Sometimes the Universe just keeps giving an ongoing message til I wake up and get it!
Today marks the 6 month anniversary of the medical complication that sent me into a new to me experience of profound health challenges- emergency abdominal surgery, then 7 weeks ago sudden onset of very painful left side facial paralysis (2 cranial nerves in a snit at the same time!) out of the blue (but probably related to the systemic shock of the surgery aftermath..) and then, just to top it off, over 2 weeks of the kind of virus I don;t usually catch, having always prided myself on my good health and immunity… But since only one month since surgery, Ms. hyper-dedicated returned to yoga teaching, soldering on as always (over the past 20 plus years I have taught yoga in a arm cast, while having back spasms, sick if I couldn;t get a sub that week, etc) very thin and debilitated, then looking like a facial stroke victim, and just recently with this bug from hell, hacking and coughing…! As I tell the tale, it certainly seems absurd, but despite declining attendance it didn’t occur to me that I really should be putting my recovery first before service to others.
It’s just I so love to teach and share what has made such a difference in my life….
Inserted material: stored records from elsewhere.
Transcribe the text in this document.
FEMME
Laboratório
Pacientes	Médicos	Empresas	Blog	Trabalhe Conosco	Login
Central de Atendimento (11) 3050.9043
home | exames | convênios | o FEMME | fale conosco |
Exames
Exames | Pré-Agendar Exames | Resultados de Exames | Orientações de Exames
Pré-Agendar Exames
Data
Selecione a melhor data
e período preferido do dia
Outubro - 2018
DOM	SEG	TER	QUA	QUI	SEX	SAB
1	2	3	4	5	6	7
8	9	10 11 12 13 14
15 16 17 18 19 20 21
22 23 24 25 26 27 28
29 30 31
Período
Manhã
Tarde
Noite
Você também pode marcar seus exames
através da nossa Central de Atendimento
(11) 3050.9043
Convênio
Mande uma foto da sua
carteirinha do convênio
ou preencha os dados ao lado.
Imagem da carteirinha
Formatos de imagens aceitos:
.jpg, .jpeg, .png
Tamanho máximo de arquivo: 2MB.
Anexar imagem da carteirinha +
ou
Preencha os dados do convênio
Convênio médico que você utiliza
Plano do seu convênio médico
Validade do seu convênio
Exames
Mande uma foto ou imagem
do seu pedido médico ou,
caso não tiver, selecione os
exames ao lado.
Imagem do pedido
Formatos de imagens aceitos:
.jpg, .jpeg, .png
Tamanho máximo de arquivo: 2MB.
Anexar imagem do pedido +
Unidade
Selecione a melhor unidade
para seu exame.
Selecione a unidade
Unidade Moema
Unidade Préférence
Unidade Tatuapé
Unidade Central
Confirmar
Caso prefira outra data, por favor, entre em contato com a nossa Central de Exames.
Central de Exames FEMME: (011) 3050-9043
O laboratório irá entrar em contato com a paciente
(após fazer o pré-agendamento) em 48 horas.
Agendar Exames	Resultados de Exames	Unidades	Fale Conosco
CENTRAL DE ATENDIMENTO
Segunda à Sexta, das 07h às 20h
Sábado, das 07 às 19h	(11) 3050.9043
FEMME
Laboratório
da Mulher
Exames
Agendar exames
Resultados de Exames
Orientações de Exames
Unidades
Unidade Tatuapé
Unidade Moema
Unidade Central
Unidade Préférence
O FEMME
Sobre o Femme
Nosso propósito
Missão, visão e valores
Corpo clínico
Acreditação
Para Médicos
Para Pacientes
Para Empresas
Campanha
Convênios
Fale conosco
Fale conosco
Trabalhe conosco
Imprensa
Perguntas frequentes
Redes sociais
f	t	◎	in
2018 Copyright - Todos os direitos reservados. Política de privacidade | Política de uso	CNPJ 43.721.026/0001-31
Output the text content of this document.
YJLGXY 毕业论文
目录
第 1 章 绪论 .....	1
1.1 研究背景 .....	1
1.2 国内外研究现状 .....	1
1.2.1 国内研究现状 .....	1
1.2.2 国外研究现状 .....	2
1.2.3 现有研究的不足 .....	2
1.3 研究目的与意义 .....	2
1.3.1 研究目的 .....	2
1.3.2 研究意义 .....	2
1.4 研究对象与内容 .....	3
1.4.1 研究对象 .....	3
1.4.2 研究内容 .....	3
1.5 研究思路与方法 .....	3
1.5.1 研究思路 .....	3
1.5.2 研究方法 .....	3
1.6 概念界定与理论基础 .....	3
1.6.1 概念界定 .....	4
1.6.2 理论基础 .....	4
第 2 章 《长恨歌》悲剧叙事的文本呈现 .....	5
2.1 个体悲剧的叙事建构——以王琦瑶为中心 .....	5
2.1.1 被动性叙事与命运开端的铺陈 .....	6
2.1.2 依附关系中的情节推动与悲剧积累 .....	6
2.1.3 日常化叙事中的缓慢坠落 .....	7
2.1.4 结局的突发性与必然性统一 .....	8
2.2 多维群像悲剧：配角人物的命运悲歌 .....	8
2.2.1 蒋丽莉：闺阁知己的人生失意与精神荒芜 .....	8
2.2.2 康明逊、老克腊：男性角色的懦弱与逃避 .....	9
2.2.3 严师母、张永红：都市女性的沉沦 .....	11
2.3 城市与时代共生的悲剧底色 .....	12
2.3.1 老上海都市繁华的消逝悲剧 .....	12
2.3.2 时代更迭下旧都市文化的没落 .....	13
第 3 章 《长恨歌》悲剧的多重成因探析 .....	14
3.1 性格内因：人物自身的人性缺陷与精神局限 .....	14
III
But this week I had the epiphany that revealed: it is time to take a break and really heal.
The wounded healer archetype can serve for a medical professional (my primary occupation) but as a yoga teacher it comes up short from modeling health and vitality.
Therefore, through the end of 2014 I am suspending the Center for Well Being Tuesday yoga class, as well as the month end Breathwalk (I was trying to resume this fall but the health circumstances just did not permit.) After the new year we will re-evaluate if I will start up again or if perhaps it is time for me to step down from teaching yoga after 24 great years, and allow my practice to continue to be internally healing for me for this next chapter of my life..
Wishing everyone a healthy, healing year end and holiday season!